Martin Delaney Collaboratories

The Martin Delaney Collaboratories for HIV Cure Research is the flagship NIH program on HIV cure research. The purpose is to foster dynamic, multidisciplinary collaborations between basic, applied, and clinical researchers studying HIV persistence and developing potential curative strategies. This is accomplished by establishing partnerships across academia, industry, government, and community, with a goal of leveraging common resources to accelerate the pace of HIV cure research and engage the next generation of HIV cure researchers.

The program was launched in July 2011 with the funding of three Collaboratories: CARE, DARE, and defeatHIV. In July 2016, the program was expanded to include three additional Collaboratories (BELIEVE, BEAT-HIV, and I4C) for a total of six Collaboratories. In 2021, the program was further expanded to include a total of 10 Collaboratories (CARE, DARE, BEAT-HIV, I4C, REACH, ERASE-HIV, CRISPR for Cure, PAVE, RID-HIV, and HOPE), with one of them (PAVE) focused specifically on HIV cure research in infants and children. The combined program supports a network of approximately 300 Collaboratory members.

REACH grant number: 1UM1AI164565

MDC Programs Awarded 2021-2026

Funding

The National Institutes of Health has awarded approximately $53 million in annual funding over the next five years to 10 research organizations in a continued effort to find a cure for HIV. The new awards for the Martin Delaney Collaboratories for HIV Cure Research program further expand the initiative’s 2016 renewal from 6 institutions to 10, and represent a funding increase of approximately 75 percent.

These awards are supported by the following NIH co-funding Institutes: National Institute Of Allergy And Infectious Diseases (NIAID), National Institute Of Diabetes And Digestive And Kidney Diseases (NIDDK), National Institute Of Neurological Disorders And Stroke (NINDS), National Institute On Drug Abuse (NIDA), National Heart, Lung, And Blood Institute (NHLBI), and National Institute of Mental Health (NIMH)

About Martin Delaney

Martin "Marty" Delaney was an internationally recognized advocate for HIV/AIDS treatments, and led successful efforts to streamline the US Food and Drug Administration's drug approval process - efforts which have been credited with getting new and promising therapies to patients faster, likely leading to thousands of lives being saved.

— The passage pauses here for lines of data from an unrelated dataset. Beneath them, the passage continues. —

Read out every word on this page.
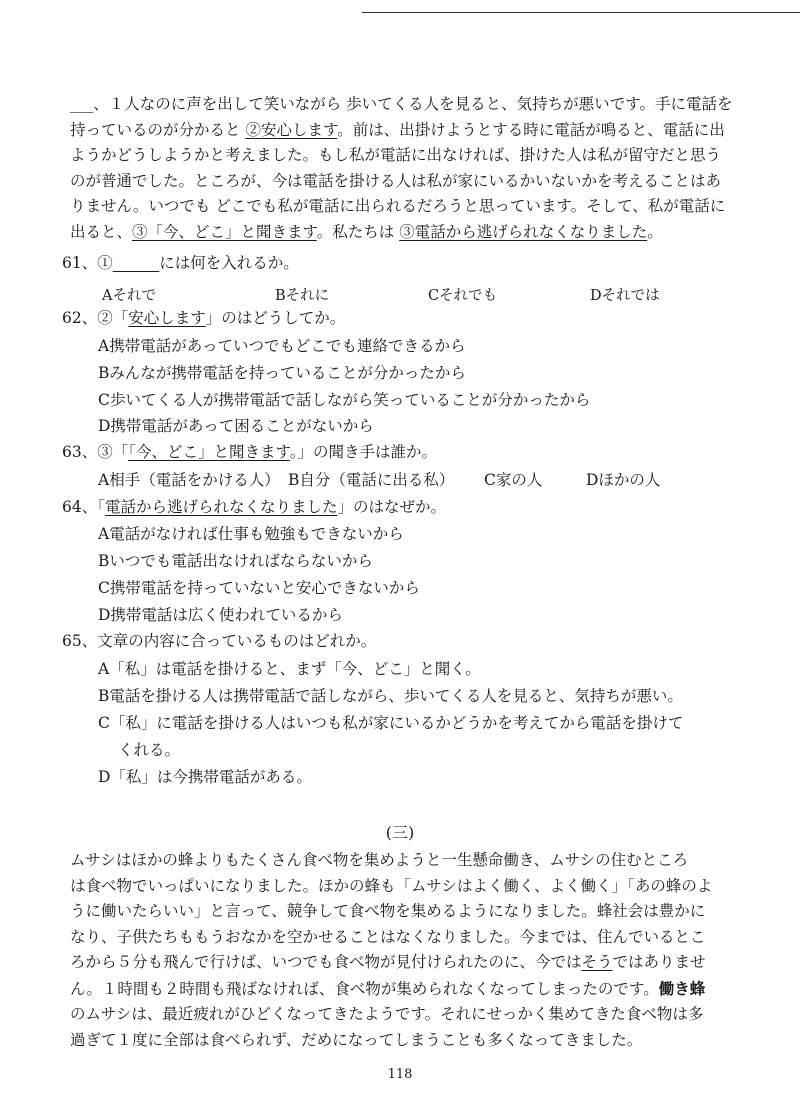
___、１人なのに声を出して笑いながら 歩いてくる人を見ると、気持ちが悪いです。手に電話を
持っているのが分かると ②安心します。前は、出掛けようとする時に電話が鳴ると、電話に出
ようかどうしようかと考えました。もし私が電話に出なければ、掛けた人は私が留守だと思う
のが普通でした。ところが、今は電話を掛ける人は私が家にいるかいないかを考えることはあ
りません。いつでも どこでも私が電話に出られるだろうと思っています。そして、私が電話に
出ると、③「今、どこ」と聞きます。私たちは ③電話から逃げられなくなりました。
61、①______には何を入れるか。
Aそれで	Bそれに	Cそれでも	Dそれでは
62、②「安心します」のはどうしてか。
A携帯電話があっていつでもどこでも連絡できるから
Bみんなが携帯電話を持っていることが分かったから
C歩いてくる人が携帯電話で話しながら笑っていることが分かったから
D携帯電話があって困ることがないから
63、③「「今、どこ」と聞きます。」の聞き手は誰か。
A相手（電話をかける人） B自分（電話に出る私） C家の人	Dほかの人
64、「電話から逃げられなくなりました」のはなぜか。
A電話がなければ仕事も勉強もできないから
Bいつでも電話出なければならないから
C携帯電話を持っていないと安心できないから
D携帯電話は広く使われているから
65、文章の内容に合っているものはどれか。
A「私」は電話を掛けると、まず「今、どこ」と聞く。
B電話を掛ける人は携帯電話で話しながら、歩いてくる人を見ると、気持ちが悪い。
C「私」に電話を掛ける人はいつも私が家にいるかどうかを考えてから電話を掛けて
くれる。
D「私」は今携帯電話がある。
(三)
ムサシはほかの蜂よりもたくさん食べ物を集めようと一生懸命働き、ムサシの住むところ
は食べ物でいっぱいになりました。ほかの蜂も「ムサシはよく働く、よく働く」「あの蜂のよ
うに働いたらいい」と言って、競争して食べ物を集めるようになりました。蜂社会は豊かに
なり、子供たちももうおなかを空かせることはなくなりました。今までは、住んでいるとこ
ろから５分も飛んで行けば、いつでも食べ物が見付けられたのに、今ではそうではありませ
ん。１時間も２時間も飛ばなければ、食べ物が集められなくなってしまったのです。働き蜂
のムサシは、最近疲れがひどくなってきたようです。それにせっかく集めてきた食べ物は多
過ぎて１度に全部は食べられず、だめになってしまうことも多くなってきました。
118
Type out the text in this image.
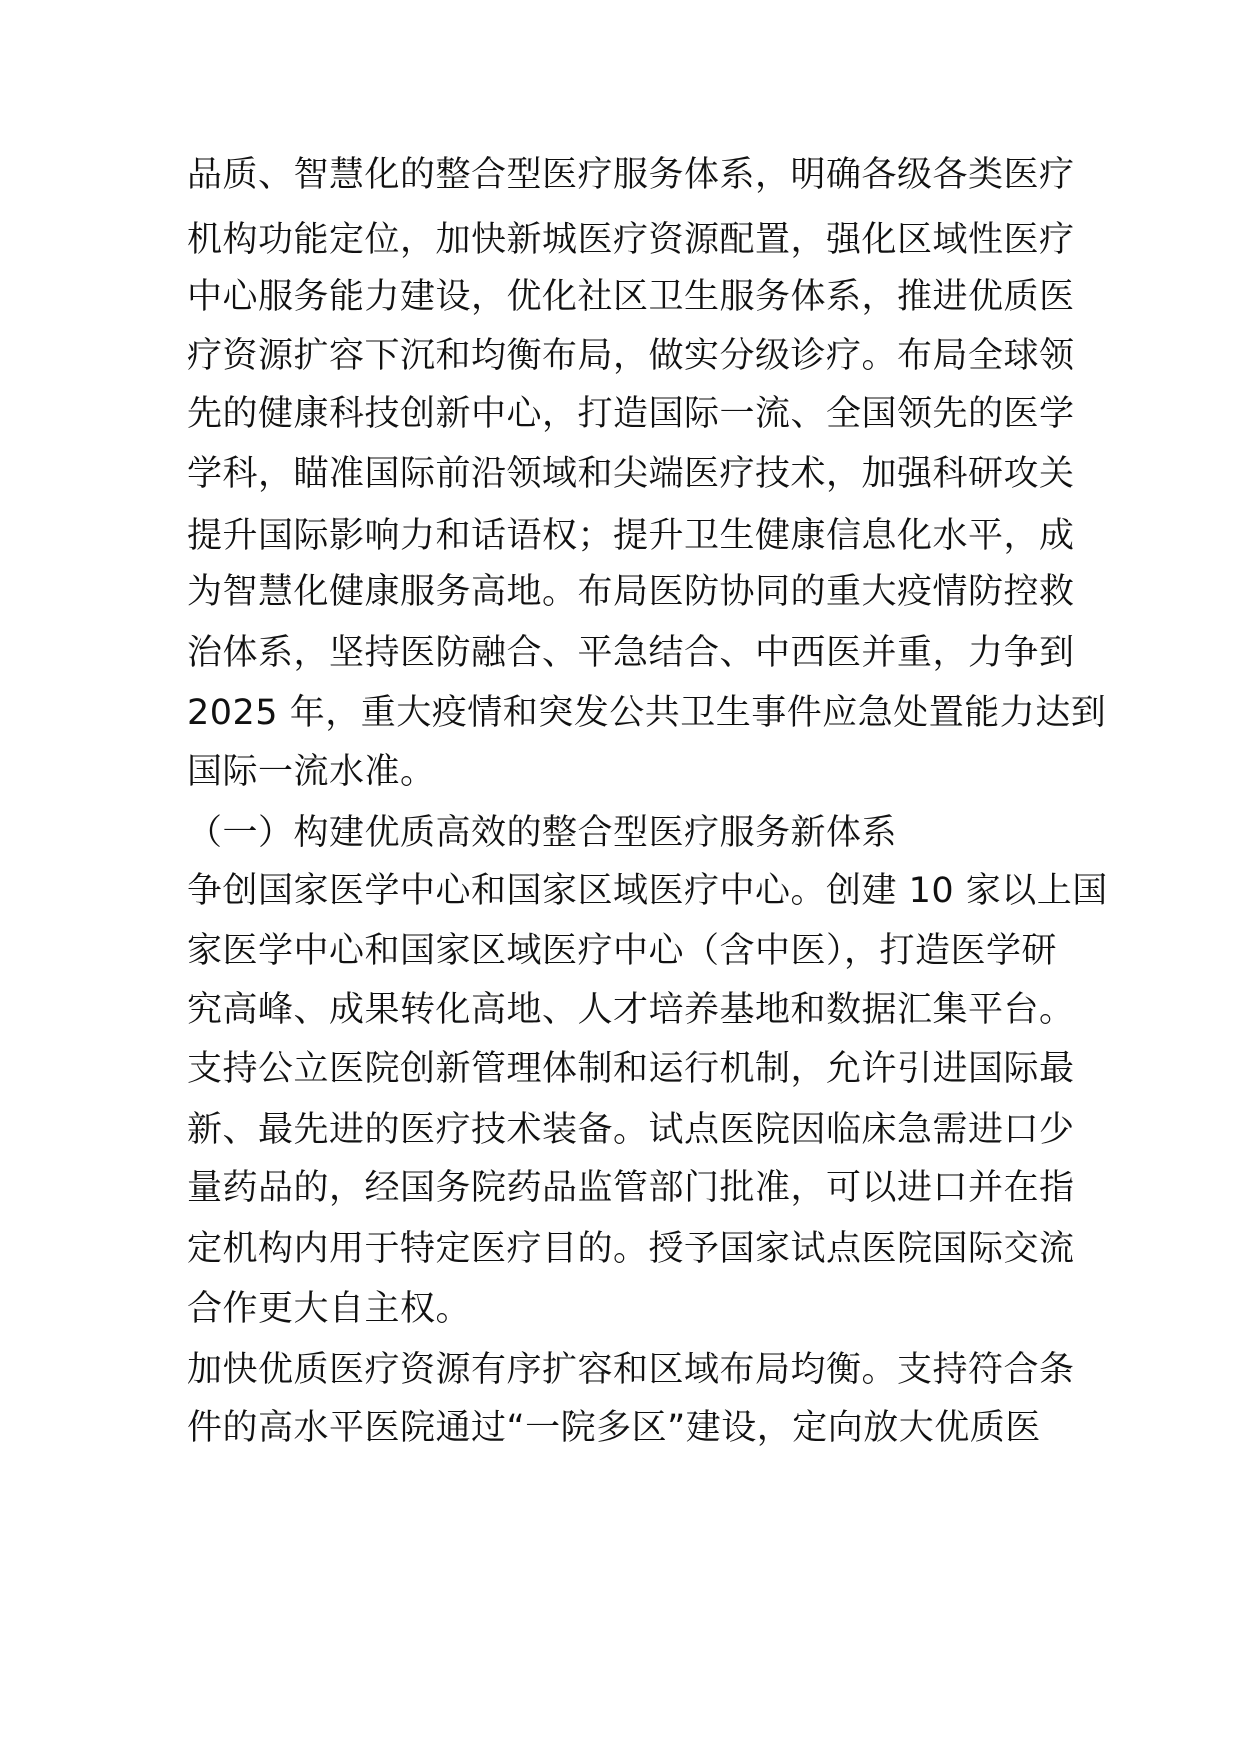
品质、智慧化的整合型医疗服务体系，明确各级各类医疗
机构功能定位，加快新城医疗资源配置，强化区域性医疗
中心服务能力建设，优化社区卫生服务体系，推进优质医
疗资源扩容下沉和均衡布局，做实分级诊疗。布局全球领
先的健康科技创新中心，打造国际一流、全国领先的医学
学科，瞄准国际前沿领域和尖端医疗技术，加强科研攻关
提升国际影响力和话语权；提升卫生健康信息化水平，成
为智慧化健康服务高地。布局医防协同的重大疫情防控救
治体系，坚持医防融合、平急结合、中西医并重，力争到
2025 年，重大疫情和突发公共卫生事件应急处置能力达到
国际一流水准。
（一）构建优质高效的整合型医疗服务新体系
争创国家医学中心和国家区域医疗中心。创建 10 家以上国
家医学中心和国家区域医疗中心（含中医），打造医学研
究高峰、成果转化高地、人才培养基地和数据汇集平台。
支持公立医院创新管理体制和运行机制，允许引进国际最
新、最先进的医疗技术装备。试点医院因临床急需进口少
量药品的，经国务院药品监管部门批准，可以进口并在指
定机构内用于特定医疗目的。授予国家试点医院国际交流
合作更大自主权。
加快优质医疗资源有序扩容和区域布局均衡。支持符合条
件的高水平医院通过“一院多区”建设，定向放大优质医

In 1985 he founded Project Inform, an education and public policy advocacy group which he continued to lead as its Director until 2008. The work of Project Inform helped to found the community-based HIV research movement, helped to proliferate HIV treatment education and make it available to patients and care providers, and lead a national movement to accelerate approval by the FDA of critical drugs and other treatments for HIV/AIDS.

He served on numerous public health policy groups including the NIAID AIDS Research Advisory Committee (1991-1995), NIAID’s National Advisory Allergy and Infectious Disease Council (1995-1998), Fair Pricing Coalition, and Board of the Foundation for AIDS.